Sex, Jogging and the iPad: Lost in distraction

Electronic book reader laying outdoors

I have to confess. Seriously. I have to confess you about my working habits. My working habits are a great challenge for me (and my boss) because I am not working, instead “I am actually distracting myself from work. I notice these days that I can spend hours at my computer, in a cloud. A swampy blur of digital activity, smeared across various activities and media and software. Emailing, writing, tweeting, designing, browsing, taking calls, Skyping, Facebooking, RSS Feeding – all blurred into a single technological trance. I seem to switch randomly from one to the other.” [1]

The Swiss physicist and philosopher Eduard Kaeser explains this habit with an example by himself: “Multitasking. We are hardly in the Web; the temptation is stirring to do just not what you have to do. We are browsing, blogging, chatting, googling, texting, twittering as the persecuted. I saw it the other day, ironically, by writing this text. I did what tens of millions of desktop-workers do today. I googled for a small article about multitasking, thereby discovered three other relevant articles that interested me. While printing them, I checked my e-mails en passant, glanced at the website of the „New York Book Review“ and stucked on an essay by Amartya Sen on an entirely different issue. The running jazz program on the radio presented simultaneously an interesting Italian pianist, whom I liked so much, that I looked him up at iTunes, found various pieces of him, bought them immediately, downloaded them and burned them onto a CD. Rather than continue working on the article, I began to hear the music, not without telling me at the same time on the website of the pianist about his biography and discography. Before I knew it myself, my main attention was scattered on two or three adjacent lanes. I was not able to gain back my concentration on the original work. I call this ‘Cogitus interruptus’.” [2]

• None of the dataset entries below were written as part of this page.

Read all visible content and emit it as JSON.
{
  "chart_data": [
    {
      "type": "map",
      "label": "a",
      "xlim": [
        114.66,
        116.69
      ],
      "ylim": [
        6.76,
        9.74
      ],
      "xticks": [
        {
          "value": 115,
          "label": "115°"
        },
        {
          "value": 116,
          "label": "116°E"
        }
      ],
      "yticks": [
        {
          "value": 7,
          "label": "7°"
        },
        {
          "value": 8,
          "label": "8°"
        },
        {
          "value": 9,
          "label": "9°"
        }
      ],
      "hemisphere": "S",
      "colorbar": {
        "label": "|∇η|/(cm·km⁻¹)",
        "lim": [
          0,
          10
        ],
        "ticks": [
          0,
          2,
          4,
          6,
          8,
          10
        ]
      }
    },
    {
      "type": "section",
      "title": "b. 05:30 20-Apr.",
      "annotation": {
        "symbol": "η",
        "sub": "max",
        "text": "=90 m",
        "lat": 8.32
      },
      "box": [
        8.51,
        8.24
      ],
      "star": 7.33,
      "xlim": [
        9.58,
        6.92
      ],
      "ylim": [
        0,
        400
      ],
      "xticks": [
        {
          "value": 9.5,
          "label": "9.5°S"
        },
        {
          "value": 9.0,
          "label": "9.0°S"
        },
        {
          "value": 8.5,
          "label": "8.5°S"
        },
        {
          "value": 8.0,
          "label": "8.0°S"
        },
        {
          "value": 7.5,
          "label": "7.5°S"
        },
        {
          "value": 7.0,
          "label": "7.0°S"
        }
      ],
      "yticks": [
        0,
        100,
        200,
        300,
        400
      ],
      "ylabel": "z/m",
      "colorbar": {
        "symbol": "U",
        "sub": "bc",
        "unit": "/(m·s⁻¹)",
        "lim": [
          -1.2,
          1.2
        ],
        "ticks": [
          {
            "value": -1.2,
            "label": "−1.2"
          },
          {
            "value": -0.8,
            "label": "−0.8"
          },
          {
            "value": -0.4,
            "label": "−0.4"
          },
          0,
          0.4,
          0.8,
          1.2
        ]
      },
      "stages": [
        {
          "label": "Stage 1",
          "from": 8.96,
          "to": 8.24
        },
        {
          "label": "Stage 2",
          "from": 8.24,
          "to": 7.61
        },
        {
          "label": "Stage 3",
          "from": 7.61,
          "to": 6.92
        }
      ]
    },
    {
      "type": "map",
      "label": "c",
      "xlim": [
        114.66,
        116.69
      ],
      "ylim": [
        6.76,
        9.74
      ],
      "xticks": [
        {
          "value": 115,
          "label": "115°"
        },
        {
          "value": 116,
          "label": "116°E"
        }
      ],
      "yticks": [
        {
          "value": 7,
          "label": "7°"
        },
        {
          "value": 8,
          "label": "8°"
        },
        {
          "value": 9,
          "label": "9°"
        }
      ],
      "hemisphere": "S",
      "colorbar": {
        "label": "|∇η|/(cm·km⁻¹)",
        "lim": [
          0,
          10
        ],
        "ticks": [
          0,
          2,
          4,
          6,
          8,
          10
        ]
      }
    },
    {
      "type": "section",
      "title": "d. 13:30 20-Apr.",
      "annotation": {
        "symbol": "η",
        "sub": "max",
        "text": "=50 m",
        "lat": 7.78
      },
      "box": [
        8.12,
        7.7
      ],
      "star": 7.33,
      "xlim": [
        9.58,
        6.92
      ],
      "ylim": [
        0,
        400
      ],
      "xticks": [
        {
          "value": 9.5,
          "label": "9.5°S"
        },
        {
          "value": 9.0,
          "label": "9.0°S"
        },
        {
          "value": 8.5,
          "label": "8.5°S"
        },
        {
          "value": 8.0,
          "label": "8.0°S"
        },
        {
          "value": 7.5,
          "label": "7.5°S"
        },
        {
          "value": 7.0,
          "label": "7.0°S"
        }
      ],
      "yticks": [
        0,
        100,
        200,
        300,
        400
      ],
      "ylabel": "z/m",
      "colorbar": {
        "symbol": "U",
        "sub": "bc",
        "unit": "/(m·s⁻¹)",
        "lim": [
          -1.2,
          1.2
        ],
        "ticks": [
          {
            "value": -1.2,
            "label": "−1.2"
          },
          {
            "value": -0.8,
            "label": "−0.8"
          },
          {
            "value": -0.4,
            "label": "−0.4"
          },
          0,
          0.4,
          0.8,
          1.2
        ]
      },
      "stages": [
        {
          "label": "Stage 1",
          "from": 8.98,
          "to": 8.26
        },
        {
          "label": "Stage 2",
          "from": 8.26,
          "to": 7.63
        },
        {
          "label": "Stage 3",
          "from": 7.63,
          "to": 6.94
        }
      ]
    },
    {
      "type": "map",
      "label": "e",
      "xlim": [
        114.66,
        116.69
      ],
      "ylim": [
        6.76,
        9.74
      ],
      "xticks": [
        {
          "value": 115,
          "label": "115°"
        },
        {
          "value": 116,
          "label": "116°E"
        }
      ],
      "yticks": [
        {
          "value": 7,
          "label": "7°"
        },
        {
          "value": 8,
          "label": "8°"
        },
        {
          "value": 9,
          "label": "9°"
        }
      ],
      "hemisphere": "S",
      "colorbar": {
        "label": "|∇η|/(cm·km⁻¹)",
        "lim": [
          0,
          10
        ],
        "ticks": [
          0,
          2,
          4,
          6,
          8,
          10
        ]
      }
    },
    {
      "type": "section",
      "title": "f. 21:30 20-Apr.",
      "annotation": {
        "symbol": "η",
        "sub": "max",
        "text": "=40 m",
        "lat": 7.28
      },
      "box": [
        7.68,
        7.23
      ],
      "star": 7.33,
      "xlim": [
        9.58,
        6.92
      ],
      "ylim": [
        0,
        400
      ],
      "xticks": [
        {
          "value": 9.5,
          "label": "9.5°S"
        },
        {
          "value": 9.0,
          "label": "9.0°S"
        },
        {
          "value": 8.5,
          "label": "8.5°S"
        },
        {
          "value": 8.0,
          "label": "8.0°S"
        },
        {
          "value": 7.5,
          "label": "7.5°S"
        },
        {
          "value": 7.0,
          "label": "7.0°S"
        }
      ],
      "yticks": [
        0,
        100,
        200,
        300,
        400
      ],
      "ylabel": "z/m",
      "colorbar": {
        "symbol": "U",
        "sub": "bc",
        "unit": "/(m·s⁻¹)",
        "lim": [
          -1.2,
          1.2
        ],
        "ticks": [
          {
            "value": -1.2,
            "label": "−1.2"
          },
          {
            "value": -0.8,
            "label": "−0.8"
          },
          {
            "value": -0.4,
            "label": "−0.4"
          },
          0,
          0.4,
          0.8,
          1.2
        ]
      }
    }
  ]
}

McCandless hits the nail on the head: This habit is fancy, addicted, devastating. I could not describe it better.

Is there a remedy for us hypersurf lunatics? Kaeser recommends two agents, unfortunately both not much appropriate in library settings: sex and jogging. But there is a third agent, even better: The iPad. And it’s perfect for the office! I actually managed to read Kaeser’s pretty long text in one piece without interruption and distractions on the iPad! That speaks well for the author but even more for the device. Due to the singularity of the applications and open windows, the iPad/iPhone (much like the printed book) creates an almost distraction-free interface, a space with a single focus. [3]

In order not to get “lost in distraction”, I need a lot of motivation. The best motivation for me are deadlines. I would never finish this column without strong deadlines. As a friend of mine used to say: “You have to create constraints for yourself” …

[1] David McCandless “The hierarchy of digital distractions” Information is beautiful 8.9.2009
[2] Eduard Kaeser “Cogitus interruptus: Googeln, Bloggen und Twittern“ NZZ am Sonntag, 31.5.2009
[3] Adam Hodgkin: “Why the iPhone is a better Reading Environment I” Exact Editions 8.5.2009

This article was published in the September issue 2011 of the JEAHIL.